Although thetree worm is powerful, it can be found after all. Although it has some new features, it is not out of the category of the worm. It still has some fatal shortcomings of the worm, such as repeated replication, causing network congestion. It can also be easily found in the process, and it will be removed sooner or later. .
But this "ghost" program is really like a ghost, which is extremely difficult to find. If it hadn't happened to encounter the tree worm outbreak this time, I don't know how long it will continue to hide, and I don't know how long the ghost has been buried here.
If it wants to steal confidential information like a tree worm, it will be more horrible than a worm.
Edward downloaded the network packet protocol analysis tool from ftp again, which began to monitor the server's external acceptance and sending of packets, and then unpacked analysis. He wants to see if the "ghost" is also sending data to the outside world.
The results of the analysis made him a little relieved, and there were no special data packets, that is to say, the ghosts in these servers were not contacted for the time being.
Just as Edward wanted to continue his analysis, Theodore called and complained to Edward.
The further outbreak of the tree worm has seriously affected the normal operation of government functions.

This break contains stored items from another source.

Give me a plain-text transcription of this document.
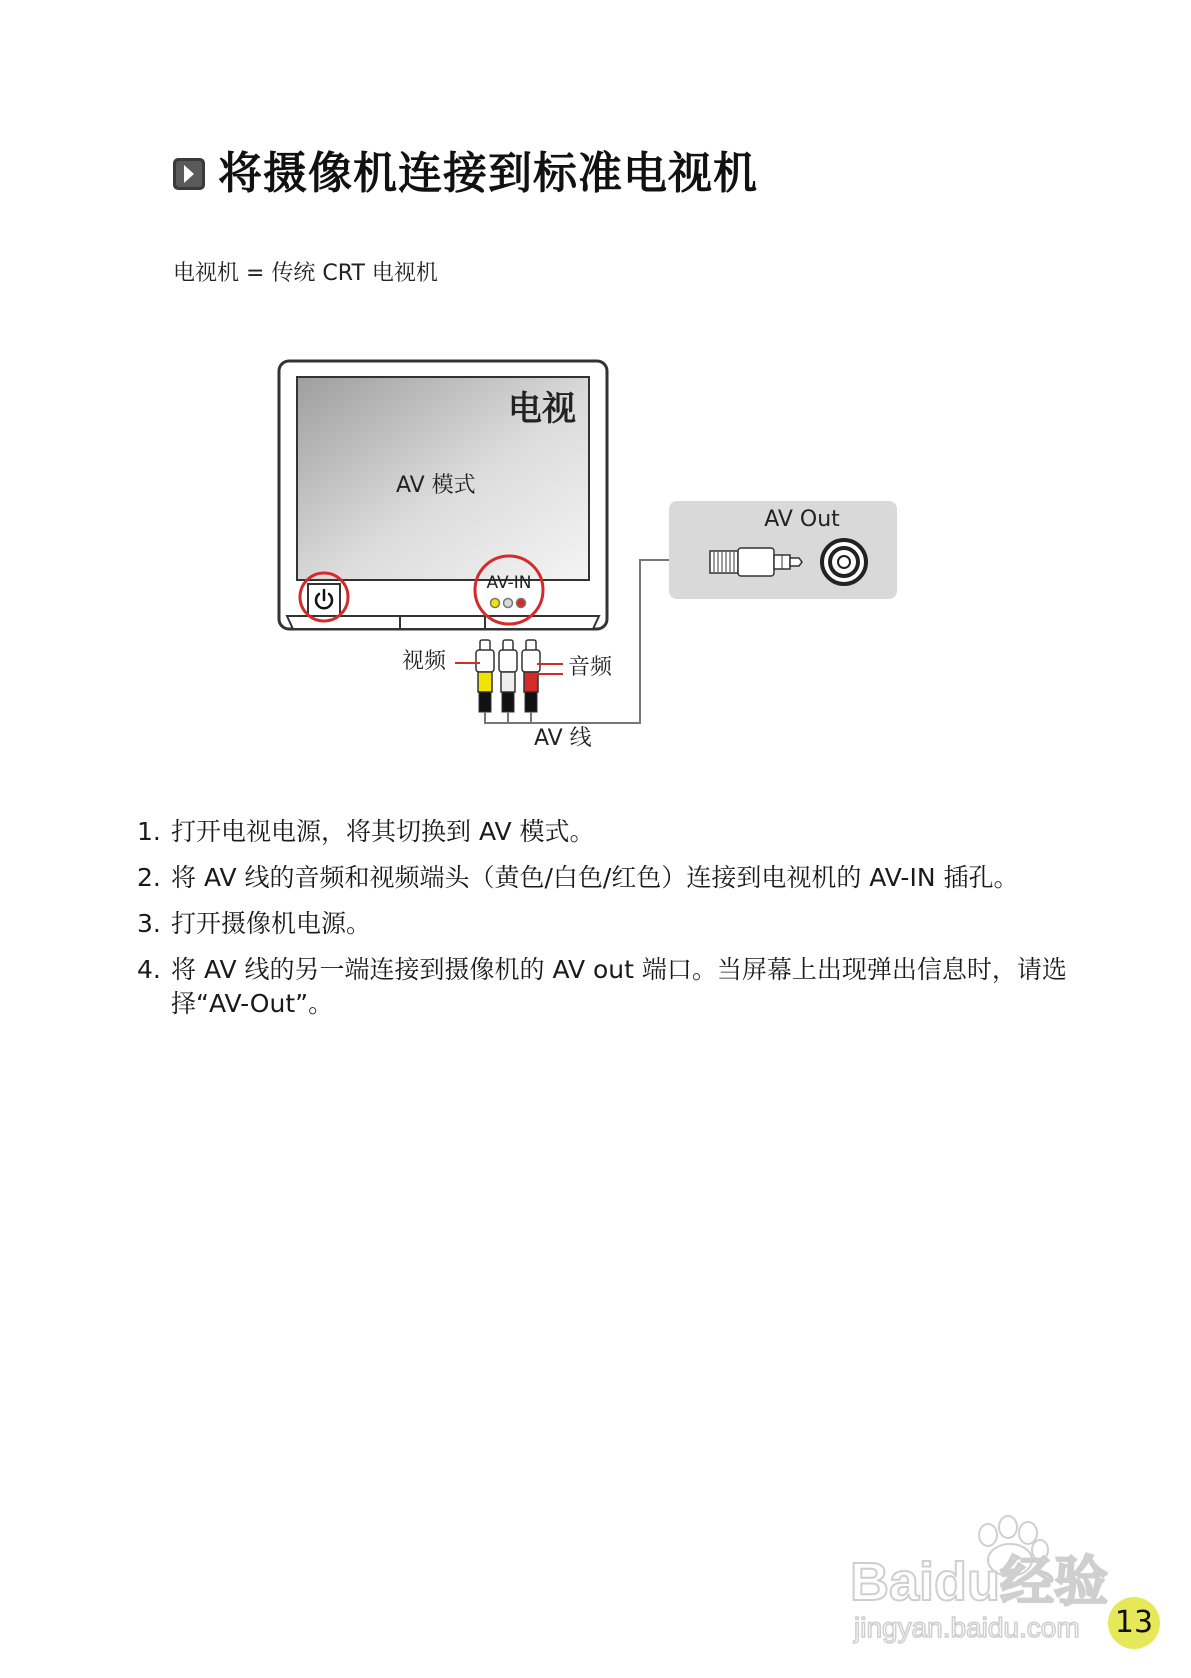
将摄像机连接到标准电视机
电视机 = 传统 CRT 电视机
电视
AV 模式
AV-IN
视频	音频
AV 线
AV Out
1. 打开电视电源，将其切换到 AV 模式。
2. 将 AV 线的音频和视频端头（黄色/白色/红色）连接到电视机的 AV-IN 插孔。
3. 打开摄像机电源。
4. 将 AV 线的另一端连接到摄像机的 AV out 端口。当屏幕上出现弹出信息时，请选择“AV-Out”。
Baidu经验
jingyan.baidu.com 13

The White House and the Pentagon have already greeted Theodore and asked them to restore the network as soon as possible.
At the first level, Theodore also strictly ordered Edward to come up with an effective solution as soon as possible, otherwise they would have to roll it home.

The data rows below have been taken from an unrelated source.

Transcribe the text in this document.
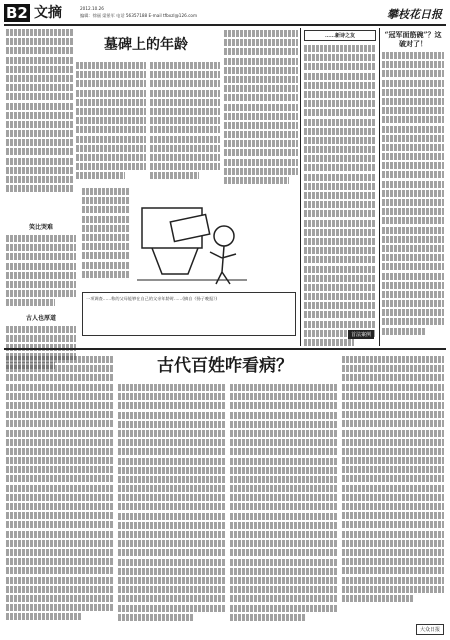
B2 文摘	2012.10.26
编辑：徐丽 梁景军 电话 56357188 E-mail tfbxzl@126.com	攀枝花日报
墓碑上的年龄
笑比哭难
古人也厚道
一项调查……称的父母能够在自己的父亲年龄时……(摘自《扬子晚报》)
……新诗之友	“冠军面筋碗”？这破对了！
古代百姓咋看病？
首法案例
大众日报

The ghost can restrain the tree virus, which Edward saw with his own eyes. The most important task now is to remove all the tree worms on the network as soon as possible and restore the network. He decided to put aside the real purpose of the ghost and start to focus on the research on the killing of ghosts.
To Edward's surprise, although ghosts seem to have the characteristics of transmission, they seem to be more organized and disciplined, and they do not spread blindly.
"As long as the ghost is successfully spread out, won't the crisis of the tree worm be solved smoothly?" Edward thought so. This is the way to solve the worm problem as quickly as possible.